I don't have the last word on this. But I will share a few thoughts. It may help if I share my own story. I came to faith when I was a teenager. I always wanted to serve God, and was always active in my local church. But it was more than 10 years later that I felt a strong sense of call to go into ministry. After a lot of prayers with my wife, I decided to leave my career to go to a Bible college to study. The good thing about having been a Christian for so long was that I had had the time to (1) read the Bible over 10 times before studying theology; (2) have a good experience in serving in local churches; and (3) have a solid non-church-related work experience.

But before I finished my theological training, I was asked to join the pastoral team of my church. And in a few years I was ordained. Life was really tough at the time. Ministry was hard work, and emotionally draining. We had little money. My wife had to work full-time. I also had to work part-time outside the church for extra income. At the same time, I taught as a tutor in my Bible College. In addition, I continued with my own theological studies, and started an MPhil, in which I engaged in serious research in Biblical Studies. The hectic lifestyle eventually took its toll, and I resigned from ministry to concentrate on my studies.

In the meantime I did more part-time work while I finished my research degree. The subsequent years were more part-time and full-time non-church-related work. I found it a valuable experience to be in the real world again after years of theological training and pastoral ministry. I viewed my work differently, for my studies in the Scripture had helped me to understand better the world that God created.

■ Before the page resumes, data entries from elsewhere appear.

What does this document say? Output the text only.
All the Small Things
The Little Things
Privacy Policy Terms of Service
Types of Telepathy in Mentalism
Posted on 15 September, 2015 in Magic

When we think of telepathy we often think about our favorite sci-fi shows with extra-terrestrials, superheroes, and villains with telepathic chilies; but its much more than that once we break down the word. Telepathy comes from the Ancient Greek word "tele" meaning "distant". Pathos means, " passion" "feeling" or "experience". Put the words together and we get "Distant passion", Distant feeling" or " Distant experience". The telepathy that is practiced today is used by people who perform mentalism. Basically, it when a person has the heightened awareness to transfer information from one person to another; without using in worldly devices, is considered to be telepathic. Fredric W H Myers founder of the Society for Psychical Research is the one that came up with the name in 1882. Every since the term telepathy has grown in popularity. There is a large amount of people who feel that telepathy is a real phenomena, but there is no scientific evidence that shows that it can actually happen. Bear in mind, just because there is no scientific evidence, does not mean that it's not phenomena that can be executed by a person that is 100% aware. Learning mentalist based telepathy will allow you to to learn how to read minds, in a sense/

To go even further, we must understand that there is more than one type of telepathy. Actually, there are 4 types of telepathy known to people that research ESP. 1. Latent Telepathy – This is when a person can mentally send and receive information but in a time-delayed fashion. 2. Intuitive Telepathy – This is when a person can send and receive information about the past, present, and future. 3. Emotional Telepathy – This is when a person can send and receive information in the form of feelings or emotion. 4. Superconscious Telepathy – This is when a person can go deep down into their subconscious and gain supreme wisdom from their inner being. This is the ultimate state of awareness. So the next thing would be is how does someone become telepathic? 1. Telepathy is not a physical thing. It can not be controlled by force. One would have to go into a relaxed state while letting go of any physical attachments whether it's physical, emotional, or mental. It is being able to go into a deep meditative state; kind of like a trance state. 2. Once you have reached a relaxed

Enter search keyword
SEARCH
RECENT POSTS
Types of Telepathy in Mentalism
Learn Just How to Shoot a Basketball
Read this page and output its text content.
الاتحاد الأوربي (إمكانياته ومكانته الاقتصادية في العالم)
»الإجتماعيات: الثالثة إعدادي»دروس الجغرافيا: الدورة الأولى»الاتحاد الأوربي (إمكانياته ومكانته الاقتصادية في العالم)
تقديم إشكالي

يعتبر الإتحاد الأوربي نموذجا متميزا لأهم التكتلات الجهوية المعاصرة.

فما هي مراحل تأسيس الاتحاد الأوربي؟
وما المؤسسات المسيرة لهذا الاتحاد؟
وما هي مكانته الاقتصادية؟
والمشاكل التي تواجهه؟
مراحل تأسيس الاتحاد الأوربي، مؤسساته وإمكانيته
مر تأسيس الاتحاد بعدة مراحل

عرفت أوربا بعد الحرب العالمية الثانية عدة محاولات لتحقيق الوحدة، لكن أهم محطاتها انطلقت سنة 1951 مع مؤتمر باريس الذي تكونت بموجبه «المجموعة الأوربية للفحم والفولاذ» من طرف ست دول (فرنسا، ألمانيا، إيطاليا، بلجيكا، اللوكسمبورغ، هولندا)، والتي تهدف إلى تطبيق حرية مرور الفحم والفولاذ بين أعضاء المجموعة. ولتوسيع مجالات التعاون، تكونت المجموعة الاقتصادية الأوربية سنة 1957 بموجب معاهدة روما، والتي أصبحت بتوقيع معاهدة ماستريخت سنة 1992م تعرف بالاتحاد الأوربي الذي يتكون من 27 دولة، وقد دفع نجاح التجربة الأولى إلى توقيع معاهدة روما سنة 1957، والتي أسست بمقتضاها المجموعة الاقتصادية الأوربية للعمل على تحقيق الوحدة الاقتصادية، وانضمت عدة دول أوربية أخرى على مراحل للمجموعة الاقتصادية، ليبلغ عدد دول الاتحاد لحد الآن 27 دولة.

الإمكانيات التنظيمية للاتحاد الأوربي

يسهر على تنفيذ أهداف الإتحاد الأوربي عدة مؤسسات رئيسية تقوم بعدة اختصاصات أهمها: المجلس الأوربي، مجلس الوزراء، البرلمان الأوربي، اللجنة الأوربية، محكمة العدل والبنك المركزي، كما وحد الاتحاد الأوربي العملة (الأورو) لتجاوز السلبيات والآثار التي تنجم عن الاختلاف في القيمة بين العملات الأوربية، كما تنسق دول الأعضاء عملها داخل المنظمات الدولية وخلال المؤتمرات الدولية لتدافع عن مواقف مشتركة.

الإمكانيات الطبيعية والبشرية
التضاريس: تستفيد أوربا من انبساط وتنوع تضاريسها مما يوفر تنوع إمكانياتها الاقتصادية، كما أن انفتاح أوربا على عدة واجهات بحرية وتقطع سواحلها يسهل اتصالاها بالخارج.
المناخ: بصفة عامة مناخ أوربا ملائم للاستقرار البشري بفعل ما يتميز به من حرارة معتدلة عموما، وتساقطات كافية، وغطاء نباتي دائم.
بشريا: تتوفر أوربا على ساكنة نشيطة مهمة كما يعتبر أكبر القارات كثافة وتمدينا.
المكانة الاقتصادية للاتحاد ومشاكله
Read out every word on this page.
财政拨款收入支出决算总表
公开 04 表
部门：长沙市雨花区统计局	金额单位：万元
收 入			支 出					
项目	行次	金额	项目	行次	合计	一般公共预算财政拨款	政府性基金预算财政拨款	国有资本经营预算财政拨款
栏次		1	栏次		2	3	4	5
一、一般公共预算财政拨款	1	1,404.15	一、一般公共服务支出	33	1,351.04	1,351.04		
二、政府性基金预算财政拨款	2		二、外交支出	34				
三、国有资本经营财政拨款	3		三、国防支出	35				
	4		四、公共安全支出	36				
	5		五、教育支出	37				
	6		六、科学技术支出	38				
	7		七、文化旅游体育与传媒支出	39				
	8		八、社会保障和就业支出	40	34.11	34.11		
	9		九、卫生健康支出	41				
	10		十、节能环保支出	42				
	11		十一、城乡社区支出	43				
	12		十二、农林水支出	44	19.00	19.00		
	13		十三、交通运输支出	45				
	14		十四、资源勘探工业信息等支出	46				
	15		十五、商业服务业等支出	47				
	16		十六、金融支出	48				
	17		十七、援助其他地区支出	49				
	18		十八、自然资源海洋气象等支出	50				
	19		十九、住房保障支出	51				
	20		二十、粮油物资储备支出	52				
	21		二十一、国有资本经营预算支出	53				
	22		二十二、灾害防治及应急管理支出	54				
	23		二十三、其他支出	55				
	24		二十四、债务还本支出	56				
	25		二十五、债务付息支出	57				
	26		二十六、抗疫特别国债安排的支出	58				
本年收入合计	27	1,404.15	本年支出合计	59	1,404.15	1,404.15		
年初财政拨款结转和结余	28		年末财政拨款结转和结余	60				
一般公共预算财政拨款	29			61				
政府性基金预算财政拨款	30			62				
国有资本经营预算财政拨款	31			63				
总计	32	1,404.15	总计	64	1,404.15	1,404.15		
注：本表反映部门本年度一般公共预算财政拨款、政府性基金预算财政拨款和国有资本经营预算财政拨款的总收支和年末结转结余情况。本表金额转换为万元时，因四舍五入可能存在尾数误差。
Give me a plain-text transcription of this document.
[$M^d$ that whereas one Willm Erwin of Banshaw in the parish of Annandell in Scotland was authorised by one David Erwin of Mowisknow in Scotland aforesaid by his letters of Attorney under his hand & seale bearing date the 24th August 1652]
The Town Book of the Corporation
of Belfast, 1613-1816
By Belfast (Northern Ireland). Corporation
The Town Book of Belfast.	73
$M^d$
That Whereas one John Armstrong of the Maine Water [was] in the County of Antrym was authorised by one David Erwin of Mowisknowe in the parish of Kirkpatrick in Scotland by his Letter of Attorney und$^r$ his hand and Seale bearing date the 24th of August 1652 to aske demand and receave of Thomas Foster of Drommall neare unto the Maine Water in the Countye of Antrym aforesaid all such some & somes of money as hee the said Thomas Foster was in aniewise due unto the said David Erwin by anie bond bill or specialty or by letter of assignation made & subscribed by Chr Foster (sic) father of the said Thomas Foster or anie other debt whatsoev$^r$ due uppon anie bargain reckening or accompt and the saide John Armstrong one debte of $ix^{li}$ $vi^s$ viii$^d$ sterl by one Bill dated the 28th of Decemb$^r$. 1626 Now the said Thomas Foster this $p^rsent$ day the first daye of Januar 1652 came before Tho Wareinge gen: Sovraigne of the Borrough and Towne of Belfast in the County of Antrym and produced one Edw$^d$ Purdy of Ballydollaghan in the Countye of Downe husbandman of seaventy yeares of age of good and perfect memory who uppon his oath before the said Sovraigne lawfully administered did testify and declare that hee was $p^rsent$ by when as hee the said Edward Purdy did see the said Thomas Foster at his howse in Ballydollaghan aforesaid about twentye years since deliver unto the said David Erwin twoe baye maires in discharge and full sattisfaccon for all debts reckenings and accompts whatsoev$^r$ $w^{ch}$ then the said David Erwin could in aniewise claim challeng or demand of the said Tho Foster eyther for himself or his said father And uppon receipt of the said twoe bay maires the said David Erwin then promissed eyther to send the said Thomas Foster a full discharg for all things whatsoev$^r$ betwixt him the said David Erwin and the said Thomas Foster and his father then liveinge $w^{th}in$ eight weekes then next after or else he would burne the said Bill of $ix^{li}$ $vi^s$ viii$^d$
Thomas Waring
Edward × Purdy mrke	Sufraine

Years later God gave me a new job to work in an overseas relief and development Christian organisation. Soon I started my PhD on Biblical Studies as a part-time student, while continued to work part-time in that organisation. I am now half way through my PhD. I am not sure whether I am smart enough to finish it. But I will give it my best shot.

So much for my story. But as you can see, in all these years I have had the opportunity to engage in the real world in one way or another. I get to see people from all walks of life, including people from different faiths. I get to talk with them and listen to their cry. And at the same time I engage in theological training. This has been a very enriching experience. I find myself engaging in the Scripture and the real world at the same time. It is not just about theories, or merely about "what works in practice". It is about critiquing the world and its culture with the Scripture, and at the same time allowing real life stories to enrich my own understanding of the Bible.

All that said, I am not suggesting that everyone should do the same thing. There is nothing wrong to take a few years off to engage in full-time theological training. Some may study for one year, simply to consolidate their faith. Others may do two years simply to study the Scripture, but with no intention to become a minister. For some others, it may turn out to be many years of academic studies, if God intends them to teach at seminaries. What I am trying to say is that one should always endeavour to embody the gospel in real life - that is, where people are. We need to hear the stories of the poor and the rich, the unlearned and the educated. We need to get to know people from different cultures, and appreciate what God is doing in their lives, even though we have very different life experiences. We need to identify with the poor and needy, and stand in solidarity with the marginalised and disadvantaged.

My own experience is that I can never be prefect when it comes to these things. But it has been a profoundly enriching experience. The Scripture comes alive when we engage with real people in the real world. If we do theological studies for the sake of study alone, why bother?